ティエルの顔を目にしたリアンは、ほっとしたように額の汗を拭った。
「……もう満足いたしましたの? それにしても、ティエルの意外な好みが分かってしまいましたわ。
まさかあなたが汗の飛び散るムキムキのマッチョ男が好きだったなんて……私には絶対に無理なタイプですわね」
「なにそれ? 別にわたしは、そんな目的でモンク僧の修行の場を見に行ったんじゃないもん」
「うふふ、別に照れなくてもいいじゃない。あなたのことが一つ知れて嬉しいんですから」
「だから違うってば」
「でも私は汗臭さとは縁遠い、まるで薔薇の匂いが周囲に香るような……細身で優雅な美青年がいいですわねぇ」
「リアン、ひとの話全然聞いてないな!」
そんな他愛のない言い合いを続けながら弁髪の男との待ち合わせ場所へ向かうと、
丁度男がこちらに向かって走って来るのが見えた。
「……大変お待たせいたしました!」
「どうだったんですの? やっぱり会うのは無理かしら?」
「いえ、シグン大僧正様はお会いになられるそうです。ささ、こちらへご案内いたします」
弁髪の男に続いて、関係者以外立ち入り禁止である静まり返った廊下にティエル達は案内された。

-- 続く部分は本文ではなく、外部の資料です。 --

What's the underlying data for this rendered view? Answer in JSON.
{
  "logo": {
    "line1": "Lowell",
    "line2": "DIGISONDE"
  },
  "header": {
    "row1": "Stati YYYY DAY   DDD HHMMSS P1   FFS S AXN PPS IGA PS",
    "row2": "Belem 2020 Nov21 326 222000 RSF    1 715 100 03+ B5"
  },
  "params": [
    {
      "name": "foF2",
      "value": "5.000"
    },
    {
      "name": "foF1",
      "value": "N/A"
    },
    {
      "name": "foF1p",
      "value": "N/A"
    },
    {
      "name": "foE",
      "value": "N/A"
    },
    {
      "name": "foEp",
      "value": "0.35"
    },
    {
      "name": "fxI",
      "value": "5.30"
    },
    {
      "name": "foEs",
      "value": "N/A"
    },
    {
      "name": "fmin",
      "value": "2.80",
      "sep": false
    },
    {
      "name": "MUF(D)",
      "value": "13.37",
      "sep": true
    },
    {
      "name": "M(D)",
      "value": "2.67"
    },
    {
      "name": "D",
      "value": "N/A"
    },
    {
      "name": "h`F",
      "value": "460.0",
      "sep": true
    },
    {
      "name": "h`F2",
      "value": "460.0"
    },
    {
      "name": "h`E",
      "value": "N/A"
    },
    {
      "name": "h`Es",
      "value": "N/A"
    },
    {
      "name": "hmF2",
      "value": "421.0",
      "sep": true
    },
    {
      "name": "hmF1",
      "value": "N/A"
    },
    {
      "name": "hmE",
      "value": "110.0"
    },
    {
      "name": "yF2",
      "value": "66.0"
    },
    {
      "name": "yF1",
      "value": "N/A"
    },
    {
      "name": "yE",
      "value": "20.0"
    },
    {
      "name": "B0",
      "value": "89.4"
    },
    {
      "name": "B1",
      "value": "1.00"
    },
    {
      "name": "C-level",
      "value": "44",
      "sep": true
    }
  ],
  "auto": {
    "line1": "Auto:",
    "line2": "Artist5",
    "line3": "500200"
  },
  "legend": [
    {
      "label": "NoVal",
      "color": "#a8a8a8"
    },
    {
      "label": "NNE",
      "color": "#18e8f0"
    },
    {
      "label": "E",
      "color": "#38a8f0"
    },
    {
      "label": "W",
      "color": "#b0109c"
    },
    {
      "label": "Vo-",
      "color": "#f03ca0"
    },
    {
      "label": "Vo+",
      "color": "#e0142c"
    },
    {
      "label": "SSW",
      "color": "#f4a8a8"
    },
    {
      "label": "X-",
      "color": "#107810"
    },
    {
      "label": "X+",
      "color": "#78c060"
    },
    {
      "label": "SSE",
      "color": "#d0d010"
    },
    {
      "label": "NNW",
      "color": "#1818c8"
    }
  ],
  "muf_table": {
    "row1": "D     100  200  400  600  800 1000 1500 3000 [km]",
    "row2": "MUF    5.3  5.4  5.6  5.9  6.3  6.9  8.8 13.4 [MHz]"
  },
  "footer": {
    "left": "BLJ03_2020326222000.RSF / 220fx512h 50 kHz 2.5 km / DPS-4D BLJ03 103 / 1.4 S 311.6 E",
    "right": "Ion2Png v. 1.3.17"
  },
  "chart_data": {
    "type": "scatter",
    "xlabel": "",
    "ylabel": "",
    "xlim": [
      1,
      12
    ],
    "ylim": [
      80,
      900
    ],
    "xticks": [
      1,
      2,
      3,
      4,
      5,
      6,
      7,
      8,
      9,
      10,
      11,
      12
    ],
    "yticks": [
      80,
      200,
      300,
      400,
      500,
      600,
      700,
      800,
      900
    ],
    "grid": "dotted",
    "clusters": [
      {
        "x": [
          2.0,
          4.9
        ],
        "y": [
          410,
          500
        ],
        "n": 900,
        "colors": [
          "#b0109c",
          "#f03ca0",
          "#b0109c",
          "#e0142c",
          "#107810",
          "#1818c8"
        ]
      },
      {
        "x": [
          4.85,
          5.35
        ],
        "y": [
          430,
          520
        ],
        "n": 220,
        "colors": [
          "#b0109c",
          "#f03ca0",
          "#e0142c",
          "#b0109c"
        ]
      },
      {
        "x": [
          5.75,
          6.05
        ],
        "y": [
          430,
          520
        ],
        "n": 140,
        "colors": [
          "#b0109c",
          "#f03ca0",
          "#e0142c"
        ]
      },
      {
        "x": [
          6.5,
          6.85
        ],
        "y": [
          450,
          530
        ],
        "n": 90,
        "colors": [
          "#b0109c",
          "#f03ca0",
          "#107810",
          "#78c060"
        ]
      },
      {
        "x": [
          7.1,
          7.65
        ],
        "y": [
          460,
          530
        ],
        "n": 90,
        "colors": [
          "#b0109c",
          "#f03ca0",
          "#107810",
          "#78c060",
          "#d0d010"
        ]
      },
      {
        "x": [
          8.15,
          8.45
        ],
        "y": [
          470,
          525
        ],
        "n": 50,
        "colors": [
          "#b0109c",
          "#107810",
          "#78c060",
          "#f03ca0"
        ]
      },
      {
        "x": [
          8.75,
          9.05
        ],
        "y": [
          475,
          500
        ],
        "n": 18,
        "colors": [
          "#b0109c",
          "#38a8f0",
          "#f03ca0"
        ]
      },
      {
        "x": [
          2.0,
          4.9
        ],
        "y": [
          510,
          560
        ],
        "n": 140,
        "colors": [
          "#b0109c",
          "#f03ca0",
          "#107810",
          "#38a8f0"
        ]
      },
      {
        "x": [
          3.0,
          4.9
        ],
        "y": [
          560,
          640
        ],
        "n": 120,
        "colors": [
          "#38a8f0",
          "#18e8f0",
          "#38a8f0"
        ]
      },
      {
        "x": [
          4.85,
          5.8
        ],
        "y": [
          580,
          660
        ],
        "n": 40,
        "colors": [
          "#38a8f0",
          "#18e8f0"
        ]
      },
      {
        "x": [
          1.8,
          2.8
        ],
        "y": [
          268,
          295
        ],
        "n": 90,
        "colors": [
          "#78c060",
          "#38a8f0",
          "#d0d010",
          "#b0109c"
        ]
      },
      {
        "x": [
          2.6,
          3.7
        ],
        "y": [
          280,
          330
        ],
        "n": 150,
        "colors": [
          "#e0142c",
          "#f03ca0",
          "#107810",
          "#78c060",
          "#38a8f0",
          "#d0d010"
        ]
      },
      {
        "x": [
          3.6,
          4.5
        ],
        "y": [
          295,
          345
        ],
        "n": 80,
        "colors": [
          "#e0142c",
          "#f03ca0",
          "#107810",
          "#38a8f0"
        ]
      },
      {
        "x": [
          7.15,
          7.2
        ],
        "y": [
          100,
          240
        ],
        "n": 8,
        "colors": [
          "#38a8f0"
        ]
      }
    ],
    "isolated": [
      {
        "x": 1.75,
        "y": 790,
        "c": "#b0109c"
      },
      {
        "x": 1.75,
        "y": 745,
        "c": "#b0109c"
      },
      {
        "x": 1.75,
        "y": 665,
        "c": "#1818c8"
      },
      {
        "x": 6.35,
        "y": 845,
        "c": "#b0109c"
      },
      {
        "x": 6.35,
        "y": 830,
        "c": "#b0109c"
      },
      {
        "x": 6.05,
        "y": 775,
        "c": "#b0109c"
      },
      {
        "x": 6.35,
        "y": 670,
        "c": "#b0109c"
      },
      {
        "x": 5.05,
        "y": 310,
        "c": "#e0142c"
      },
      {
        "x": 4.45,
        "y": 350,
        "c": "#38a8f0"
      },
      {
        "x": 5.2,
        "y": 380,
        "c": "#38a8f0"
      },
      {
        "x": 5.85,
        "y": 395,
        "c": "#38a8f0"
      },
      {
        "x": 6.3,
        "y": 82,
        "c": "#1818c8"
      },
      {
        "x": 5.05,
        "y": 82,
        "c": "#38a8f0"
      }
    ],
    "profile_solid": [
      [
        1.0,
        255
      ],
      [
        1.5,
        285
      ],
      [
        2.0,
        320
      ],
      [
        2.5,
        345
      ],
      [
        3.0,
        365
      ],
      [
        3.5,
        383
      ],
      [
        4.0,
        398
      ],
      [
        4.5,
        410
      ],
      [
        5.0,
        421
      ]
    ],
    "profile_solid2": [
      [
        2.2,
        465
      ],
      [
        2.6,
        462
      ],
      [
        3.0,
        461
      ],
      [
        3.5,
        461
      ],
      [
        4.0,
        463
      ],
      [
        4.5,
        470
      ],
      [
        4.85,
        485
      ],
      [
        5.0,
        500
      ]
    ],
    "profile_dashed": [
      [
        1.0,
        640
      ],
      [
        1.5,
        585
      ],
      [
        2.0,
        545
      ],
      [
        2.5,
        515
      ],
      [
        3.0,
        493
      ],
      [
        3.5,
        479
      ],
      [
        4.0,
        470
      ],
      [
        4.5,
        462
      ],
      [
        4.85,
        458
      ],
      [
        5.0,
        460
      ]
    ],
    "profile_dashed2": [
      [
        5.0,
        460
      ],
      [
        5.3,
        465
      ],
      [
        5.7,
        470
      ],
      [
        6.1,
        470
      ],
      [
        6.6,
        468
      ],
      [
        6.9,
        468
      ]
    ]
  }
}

歩みに合わせて揺れる男の三つ編みを後ろから眺めながら、ティエルはふと思いついたように口を開く。
「大僧正ってどんなひとなのかな? 確かこのベムジンで、一番偉いお坊さんなんだよね」
「シグン大僧正様は、あの伝説の生きた仏と言われるゼミダラ前大僧正様の一番弟子であったお方なのですよ」
「へぇ……」
「ティエル。折角僧侶さんが説明してくれているんですから、もう少し興味のありそうな相槌を打ちなさいな」
「あ、ごめん。別に興味がないわけじゃないんだよ。リアンはどうしてその人に用があるの?」
「そのうちに分かりますわよ」
「ふーん、いいけどさ」
どこか含みのあるリアンの言い方に、然程興味を示す様子もないティエルの前に大きな扉が現れた。
修行僧の男はティエルとリアンに対して一旦制止の仕草を取ると、力強く扉をノックした。
ドンドン。
二回叩いた後、背筋をしゃんと伸ばしてはっきりとした声で言葉を発する。
「シグン大僧正様、お客様をお連れいたしました!」
「……入りなさい」
扉の中から嗄れた老人の声が聞こえると、軋んだ大きな音が鳴りゆっくりと扉が開かれていく。
部屋の中は薄暗く、様子がよく分からない。
「それでは、わたくしはこれで」
軽く会釈をすると、修行僧は一礼をして去っていった。